A resolution measure for three-dimensional microscopy.

A three-dimensional (3D) resolution measure for the conventional optical microscope is introduced which overcomes the drawbacks of the classical 3D (axial) resolution limit. Formulated within the context of a parameter estimation problem and based on the Cramer-Rao lower bound, this 3D resolution measure indicates the accuracy with which a given distance between two objects in 3D space can be determined from the acquired image. It predicts that, given enough photons from the objects of interest, arbitrarily small distances of separation can be estimated with prespecified accuracy. Using simulated images of point source pairs, we show that the maximum likelihood estimator is capable of attaining the accuracy predicted by the resolution measure. We also demonstrate how different factors, such as extraneous noise sources and the spatial orientation of the imaged object pair, can affect the accuracy with which a given distance of separation can be determined.

Quantitative study of single molecule location estimation techniques.
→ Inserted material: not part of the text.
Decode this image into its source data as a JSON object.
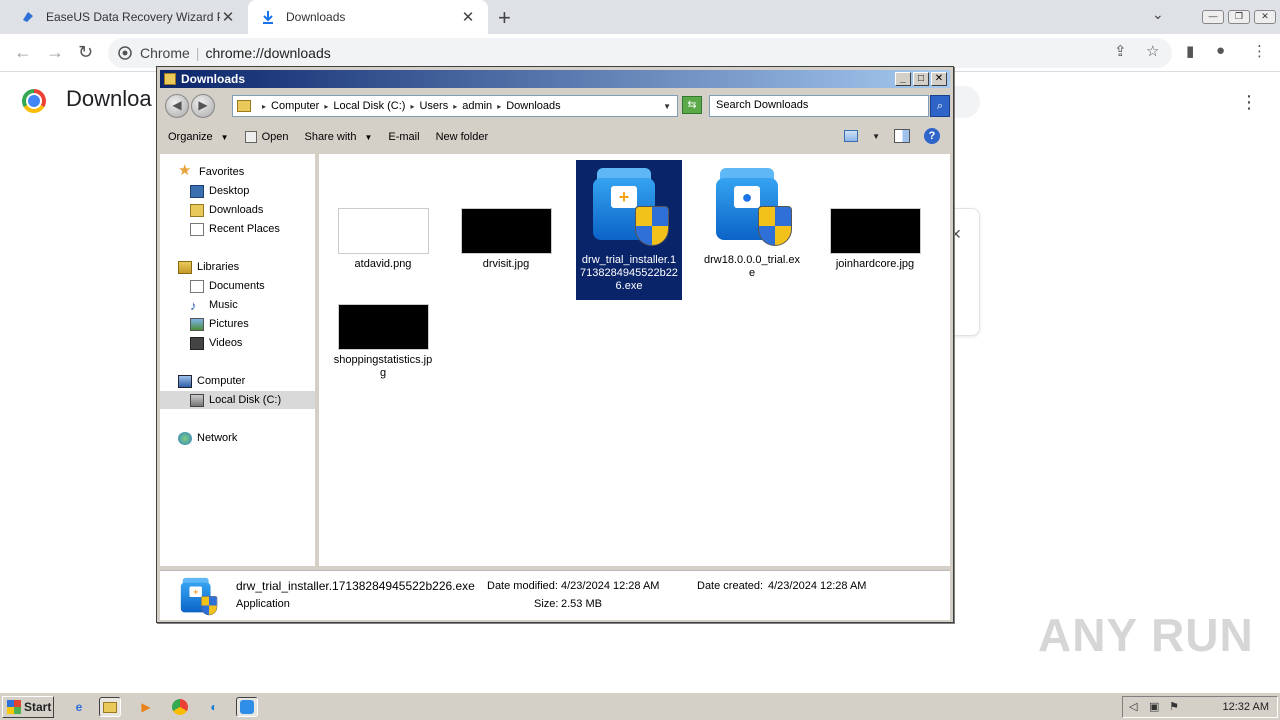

Estimating the location of single molecules from microscopy images is a key step in many quantitative single molecule data analysis techniques. Different algorithms have been advocated for the fitting of single molecule data, particularly the nonlinear least squares and maximum likelihood estimators. Comparisons were carried out to assess the performance of these two algorithms in different scenarios. Our results show that both estimators, on average, are able to recover the true location of the single molecule in all scenarios we examined. However, in the absence of modeling inaccuracies and low noise levels, the maximum likelihood estimator is more accurate than the nonlinear least squares estimator, as measured by the standard deviations of its estimates, and attains the best possible accuracy achievable for the sets of imaging and experimental conditions that were tested. Although neither algorithm is consistently superior to the other in the presence of modeling inaccuracies or misspecifications, the maximum likelihood algorithm emerges as a robust estimator producing results with consistent accuracy across various model mismatches and misspecifications. At high noise levels, relative to the signal from the point source, neither algorithm has a clear accuracy advantage over the other. Comparisons were also carried out for two localization accuracy measures derived previously. Software packages with user-friendly graphical interfaces developed for single molecule location estimation (EstimationTool) and limit of the localization accuracy calculations (FandPLimitTool) are also discussed.
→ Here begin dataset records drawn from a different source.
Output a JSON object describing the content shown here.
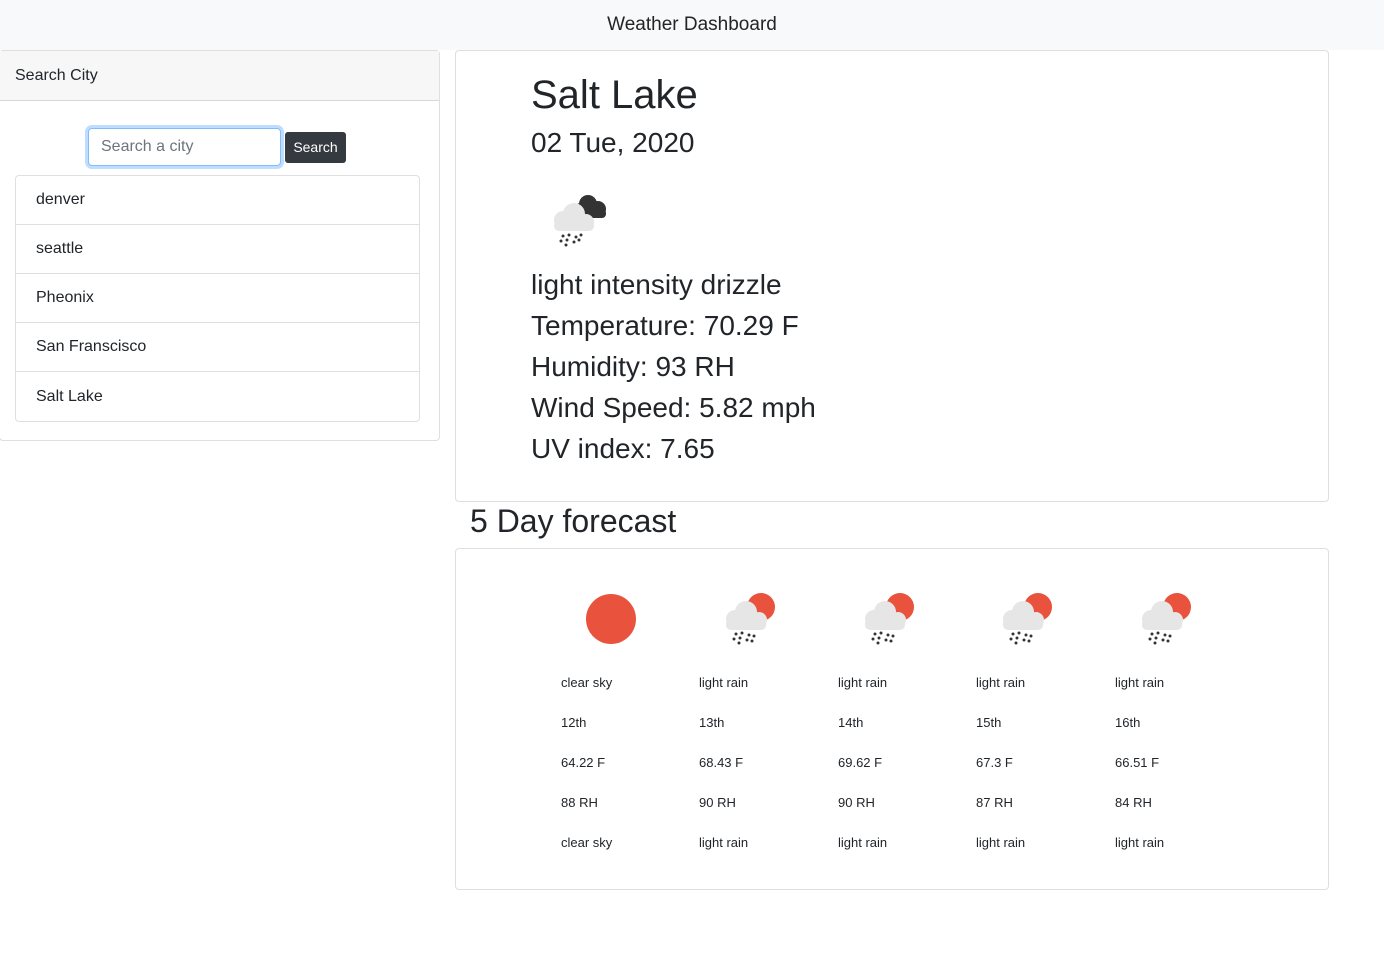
{
  "navbar": {
    "title": "Weather Dashboard"
  },
  "sidebar": {
    "header": "Search City",
    "search": {
      "placeholder": "Search a city",
      "value": "",
      "button_label": "Search"
    },
    "cities": [
      "denver",
      "seattle",
      "Pheonix",
      "San Franscisco",
      "Salt Lake"
    ]
  },
  "current": {
    "city": "Salt Lake",
    "date": "02 Tue, 2020",
    "icon": "rain-cloud-icon",
    "description": "light intensity drizzle",
    "temperature": "Temperature: 70.29 F",
    "humidity": "Humidity: 93 RH",
    "wind": "Wind Speed: 5.82 mph",
    "uv": "UV index: 7.65"
  },
  "forecast": {
    "title": "5 Day forecast",
    "days": [
      {
        "icon": "sun-icon",
        "desc": "clear sky",
        "date": "12th",
        "temp": "64.22 F",
        "humidity": "88 RH",
        "desc2": "clear sky"
      },
      {
        "icon": "sun-rain-icon",
        "desc": "light rain",
        "date": "13th",
        "temp": "68.43 F",
        "humidity": "90 RH",
        "desc2": "light rain"
      },
      {
        "icon": "sun-rain-icon",
        "desc": "light rain",
        "date": "14th",
        "temp": "69.62 F",
        "humidity": "90 RH",
        "desc2": "light rain"
      },
      {
        "icon": "sun-rain-icon",
        "desc": "light rain",
        "date": "15th",
        "temp": "67.3 F",
        "humidity": "87 RH",
        "desc2": "light rain"
      },
      {
        "icon": "sun-rain-icon",
        "desc": "light rain",
        "date": "16th",
        "temp": "66.51 F",
        "humidity": "84 RH",
        "desc2": "light rain"
      }
    ]
  },
  "colors": {
    "sun": "#e9533e",
    "cloud": "#e6e6e6",
    "dark_cloud": "#333333",
    "button": "#343a40",
    "navbar": "#f8f9fa"
  }
}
Localizing single molecules in three dimensions - a brief review.

Single molecule tracking in three dimensions (3D) in a live cell environment holds the promise of revealing important new biological insights. However, conventional microscopy based imaging techniques are not well suited for fast 3D tracking of single molecules in cells. Previously we developed an imaging modality multifocal plane microscopy (MUM) to image fast intracellular dynamics in 3D in live cells. Recently, we have reported an algorithm, the MUM localization algorithm (MUMLA), for the 3D localization of point sources that are imaged using MUM. Here, we present a review of our results on MUM and MUMLA. We have validated MUMLA through simulated and experimental data and have shown that the 3D-position of quantum dots (QDs) can be determined with high spatial accuracy over a wide spatial range. We have calculated the Cramer-Rao lower bound for the problem of determining the 3D location of point sources from MUM and from conventional microscopes. Our analyses shows that MUM overcomes the poor depth discrimination of the conventional microscope, and thereby paves the way for high accuracy tracking of nanoparticles in a live cell environment. We have also shown that the performance of MUMLA comes consistently close to the Cramer-Rao lower bound.